Теперь надо было решать, как дальше расследовать этот эпизод. Мы оба считали, что еще рано вспугивать братьев Глотник. Поэтому надо было начинать с Гуридзе, неизвестно откуда взявшегося, неизвестно где работавшего и неизвестно где проживавшего. В Москве оказались проживающими несколько Гуридзе, но ни один из них не имел инициалов "Ш. Л." Никаких данных о вызывавшем наш законный интерес Гуридзе, увы, не было. Тогда у нас возникло предположение, что этот Гуридзе мог быть приезжим. Были запрошены все московские гостиницы, но ни в одной из них Гуридзе в этот период, когда были получены красители, не останавливался. Тогда были подняты архивы временных прописок - ведь Гуридзе мог остановиться у родных или знакомых. Велико было наше разочарование, когда и архивы нам не помогли: проклятый Гуридзе даже временно в Москве не прописывался, а без него этот эпизод дела почти ничего не стоил...
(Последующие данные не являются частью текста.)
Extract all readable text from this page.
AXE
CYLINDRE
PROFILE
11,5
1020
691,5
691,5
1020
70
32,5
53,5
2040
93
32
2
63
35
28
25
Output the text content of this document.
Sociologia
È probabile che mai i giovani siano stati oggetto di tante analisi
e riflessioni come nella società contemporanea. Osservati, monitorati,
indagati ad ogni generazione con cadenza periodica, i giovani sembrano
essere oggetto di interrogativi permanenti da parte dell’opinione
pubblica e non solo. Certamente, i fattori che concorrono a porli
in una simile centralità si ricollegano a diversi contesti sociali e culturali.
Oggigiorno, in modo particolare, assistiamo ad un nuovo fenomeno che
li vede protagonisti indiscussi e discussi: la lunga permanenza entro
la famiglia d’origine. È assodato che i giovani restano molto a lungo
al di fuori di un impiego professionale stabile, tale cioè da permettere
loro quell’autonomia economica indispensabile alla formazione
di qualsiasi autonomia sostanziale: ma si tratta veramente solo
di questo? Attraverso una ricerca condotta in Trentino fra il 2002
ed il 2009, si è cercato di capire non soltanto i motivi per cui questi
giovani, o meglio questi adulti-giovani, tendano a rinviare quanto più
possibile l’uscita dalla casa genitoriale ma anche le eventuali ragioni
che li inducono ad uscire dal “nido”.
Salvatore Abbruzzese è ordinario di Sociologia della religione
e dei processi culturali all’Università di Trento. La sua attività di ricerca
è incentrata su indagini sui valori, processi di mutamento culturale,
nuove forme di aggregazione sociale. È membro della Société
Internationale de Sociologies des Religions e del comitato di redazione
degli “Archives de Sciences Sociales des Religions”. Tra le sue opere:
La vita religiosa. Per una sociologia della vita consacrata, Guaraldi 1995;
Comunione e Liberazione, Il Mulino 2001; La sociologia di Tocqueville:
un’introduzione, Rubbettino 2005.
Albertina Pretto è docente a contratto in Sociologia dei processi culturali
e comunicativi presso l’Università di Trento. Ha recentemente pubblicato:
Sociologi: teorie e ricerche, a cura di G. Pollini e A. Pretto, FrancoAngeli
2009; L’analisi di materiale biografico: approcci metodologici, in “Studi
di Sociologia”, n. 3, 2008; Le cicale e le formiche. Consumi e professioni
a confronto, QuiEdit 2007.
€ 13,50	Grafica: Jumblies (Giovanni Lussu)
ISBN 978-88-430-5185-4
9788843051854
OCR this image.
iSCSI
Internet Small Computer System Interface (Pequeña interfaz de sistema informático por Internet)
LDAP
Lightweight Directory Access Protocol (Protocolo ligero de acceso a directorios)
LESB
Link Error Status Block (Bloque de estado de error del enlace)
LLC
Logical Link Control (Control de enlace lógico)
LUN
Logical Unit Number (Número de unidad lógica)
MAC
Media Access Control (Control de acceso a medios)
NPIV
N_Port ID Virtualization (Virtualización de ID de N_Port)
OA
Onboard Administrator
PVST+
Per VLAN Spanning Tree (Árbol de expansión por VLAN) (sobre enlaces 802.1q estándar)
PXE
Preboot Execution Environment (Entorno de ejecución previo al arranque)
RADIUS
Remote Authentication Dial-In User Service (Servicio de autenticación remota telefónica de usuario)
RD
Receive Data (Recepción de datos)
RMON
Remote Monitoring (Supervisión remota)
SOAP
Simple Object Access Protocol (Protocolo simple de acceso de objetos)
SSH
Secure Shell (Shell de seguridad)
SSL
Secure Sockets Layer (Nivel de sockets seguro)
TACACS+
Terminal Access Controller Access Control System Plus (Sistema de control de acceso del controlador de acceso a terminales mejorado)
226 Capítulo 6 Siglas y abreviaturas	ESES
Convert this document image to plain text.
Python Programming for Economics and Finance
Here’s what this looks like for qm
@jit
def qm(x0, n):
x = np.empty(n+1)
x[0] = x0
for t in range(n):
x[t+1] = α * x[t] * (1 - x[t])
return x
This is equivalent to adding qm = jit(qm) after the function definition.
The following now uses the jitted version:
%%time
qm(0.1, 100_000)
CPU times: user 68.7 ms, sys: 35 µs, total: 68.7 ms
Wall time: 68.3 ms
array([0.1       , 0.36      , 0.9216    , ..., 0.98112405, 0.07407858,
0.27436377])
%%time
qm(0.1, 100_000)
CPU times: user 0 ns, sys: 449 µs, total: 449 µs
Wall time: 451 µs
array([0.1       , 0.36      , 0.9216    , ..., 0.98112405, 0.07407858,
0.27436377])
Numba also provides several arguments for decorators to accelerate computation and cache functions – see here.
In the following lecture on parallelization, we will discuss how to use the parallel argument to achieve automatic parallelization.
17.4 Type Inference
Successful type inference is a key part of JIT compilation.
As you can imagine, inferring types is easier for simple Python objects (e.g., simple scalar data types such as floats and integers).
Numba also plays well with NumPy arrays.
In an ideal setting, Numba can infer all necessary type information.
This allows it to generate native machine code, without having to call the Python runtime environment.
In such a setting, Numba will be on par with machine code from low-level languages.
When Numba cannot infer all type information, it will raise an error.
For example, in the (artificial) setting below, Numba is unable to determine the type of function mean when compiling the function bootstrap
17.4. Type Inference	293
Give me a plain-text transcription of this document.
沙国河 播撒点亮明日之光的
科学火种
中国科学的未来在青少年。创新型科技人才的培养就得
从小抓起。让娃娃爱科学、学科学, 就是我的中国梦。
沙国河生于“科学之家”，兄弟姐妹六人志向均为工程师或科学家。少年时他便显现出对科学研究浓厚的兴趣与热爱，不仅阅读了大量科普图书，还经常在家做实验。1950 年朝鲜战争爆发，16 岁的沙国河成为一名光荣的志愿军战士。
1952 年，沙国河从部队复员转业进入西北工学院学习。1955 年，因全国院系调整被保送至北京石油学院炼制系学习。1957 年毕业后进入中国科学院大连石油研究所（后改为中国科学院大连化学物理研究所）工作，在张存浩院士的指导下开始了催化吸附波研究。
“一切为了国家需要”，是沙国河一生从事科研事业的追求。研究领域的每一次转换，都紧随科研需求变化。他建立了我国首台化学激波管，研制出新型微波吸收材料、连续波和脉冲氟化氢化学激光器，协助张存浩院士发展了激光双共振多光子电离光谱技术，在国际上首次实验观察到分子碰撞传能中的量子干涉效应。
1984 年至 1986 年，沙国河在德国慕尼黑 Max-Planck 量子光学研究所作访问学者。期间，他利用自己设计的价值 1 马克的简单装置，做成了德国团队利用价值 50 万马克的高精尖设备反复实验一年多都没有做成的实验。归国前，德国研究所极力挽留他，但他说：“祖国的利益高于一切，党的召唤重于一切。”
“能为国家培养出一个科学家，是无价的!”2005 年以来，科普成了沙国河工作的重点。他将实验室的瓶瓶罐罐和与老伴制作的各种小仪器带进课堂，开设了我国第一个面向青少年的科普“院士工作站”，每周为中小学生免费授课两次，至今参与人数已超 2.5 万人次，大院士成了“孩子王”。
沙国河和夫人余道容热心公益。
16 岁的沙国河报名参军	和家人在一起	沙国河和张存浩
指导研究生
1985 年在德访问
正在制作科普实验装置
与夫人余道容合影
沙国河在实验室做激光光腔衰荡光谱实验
Тогда мы решили идти не от человека к красителям, а от красителей к человеку. Это в данном случае значило, что надо выяснить круг иногородних артелей или промкомбинатов, которые нуждались в такого рода химикалиях. То, что речь шла именно об артелях или промкомбинатах, а не государственных текстильных и трикотажных фабриках, следовало из того, что последние, как известно, получают все виды сырья по плану, имея фонды, и, стало быть, не нуждаются в посредничестве братьев Глотник.

После проверки во Всекомпромсовете и других организациях мы выяснили, что такого рода артели и промкомбинаты существуют в Ленинграде, Тбилиси, Ереване и Ростове-на-Дону.

Через несколько дней мы знали, что Шалва Луарсабович Гуридзе живет в Тбилиси и работает в системе Грузпромтекстильтрикотажсоюза, объединяющего ряд тбилисских артелей.

И Голомысов вылетел в Тбилиси.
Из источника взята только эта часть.